The new regime also allows for more scheme-specific flexibility in setting the funding and investment strategy, as the Government recognises that a one-size-fits-all approach may not be suitable for all schemes and employers. The Government has rolled back on some of the more risk-averse and prescriptive proposals in the consultation which preceded the publication of the Funding Regulations. Those proposals included the requirement to use low-risk discount rates and limits on recovery plan lengths. Instead, the Government has emphasised the importance of trustees and employers working together to agree on a strategy that reflects the scheme's circumstances and the employer's covenant.
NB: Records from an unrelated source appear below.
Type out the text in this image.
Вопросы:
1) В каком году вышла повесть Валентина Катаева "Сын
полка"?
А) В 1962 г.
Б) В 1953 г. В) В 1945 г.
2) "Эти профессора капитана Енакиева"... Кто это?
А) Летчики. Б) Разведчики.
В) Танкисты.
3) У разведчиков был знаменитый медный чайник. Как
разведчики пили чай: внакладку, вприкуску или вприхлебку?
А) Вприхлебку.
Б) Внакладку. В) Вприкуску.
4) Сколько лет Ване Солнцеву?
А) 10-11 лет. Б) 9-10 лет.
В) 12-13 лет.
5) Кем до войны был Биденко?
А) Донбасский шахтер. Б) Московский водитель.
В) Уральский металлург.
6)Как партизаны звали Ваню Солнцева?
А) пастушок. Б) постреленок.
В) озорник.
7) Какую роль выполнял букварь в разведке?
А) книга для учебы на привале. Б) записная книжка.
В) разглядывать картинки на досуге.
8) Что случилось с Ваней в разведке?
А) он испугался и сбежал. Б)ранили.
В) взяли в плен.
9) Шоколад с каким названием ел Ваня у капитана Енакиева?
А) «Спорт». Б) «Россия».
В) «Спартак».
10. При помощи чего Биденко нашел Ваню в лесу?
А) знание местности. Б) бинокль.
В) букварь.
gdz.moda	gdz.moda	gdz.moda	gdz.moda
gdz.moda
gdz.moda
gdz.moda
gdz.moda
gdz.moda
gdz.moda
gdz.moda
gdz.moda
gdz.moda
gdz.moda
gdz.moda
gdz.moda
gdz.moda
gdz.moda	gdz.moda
For schemes that are still open to new members or future accrual (or both), the new regime will allow them to make a reasonable allowance for new entrants and future accrual in the scheme maturity calculations, subject to the trustee's view of the employer covenant. This will enable open schemes to maintain a more growth-oriented funding and investment strategy, as long as they can demonstrate that it is sustainable and does not compromise the security of members' benefits.

Statement of strategy

The statement of strategy is a document the trustees of schemes caught by the new regime must prepare and maintain under the Funding Regulations. The purpose of the statement of strategy is to assess whether the scheme's funding and investment strategy is being successfully implemented, and whether any adjustments are needed to get the scheme back on track. The statement of strategy must be reviewed at least every three years or whenever there is a significant change in the scheme's circumstances.

Consultation responses highlighted concerns over the administrative burden the statement of strategy might place on some schemes. In response, the Government has amended the Funding Regulations to reduce the associated practical and administrative burden. The main changes are as follows:

  • TPR has discretion to take a scheme-specific approach in requesting information from scheme trustees, rather than applying a standard set of questions to all schemes.
  • Trustees are no longer required to provide evidence of the discount rates they have used and explain why their funding and investment strategy remains appropriate. Instead, they only need to state the discount rates and the reasons for their choice.
  • Trustees will now be required to provide a summary of their scheme’s valuation results in the statement of strategy, rather than with their recovery plan as is currently the case. This will allow TPR to remove some related questions from the scheme return and help avoid duplication of work for trustees. 

These changes are intended to make the statement of strategy more flexible and proportionate, while still ensuring that trustees have a clear and coherent framework for managing their scheme's funding and investment risks.

Next steps

The Funding Regulations will need to be approved by Parliament before they become law. Subject to that, the Government’s plan is for the Funding Regulations to come into force in April 2024, and for them to then apply to scheme valuations from 22 September 2024. However, the new regime will not be complete until TPR publishes the updated Code. TPR will also issue guidance on the proposed twin-track and bespoke valuations routes as well as updated guidance on assessing the employer covenant.  Schemes with valuations in or after September 2024 should consider engaging with their Scheme Actuary to start planning ahead.

Disclaimer

This information is for educational purposes only and does not constitute legal advice. It is recommended that specific professional advice is sought before acting on any of the information given. © Shoosmiths LLP 2024.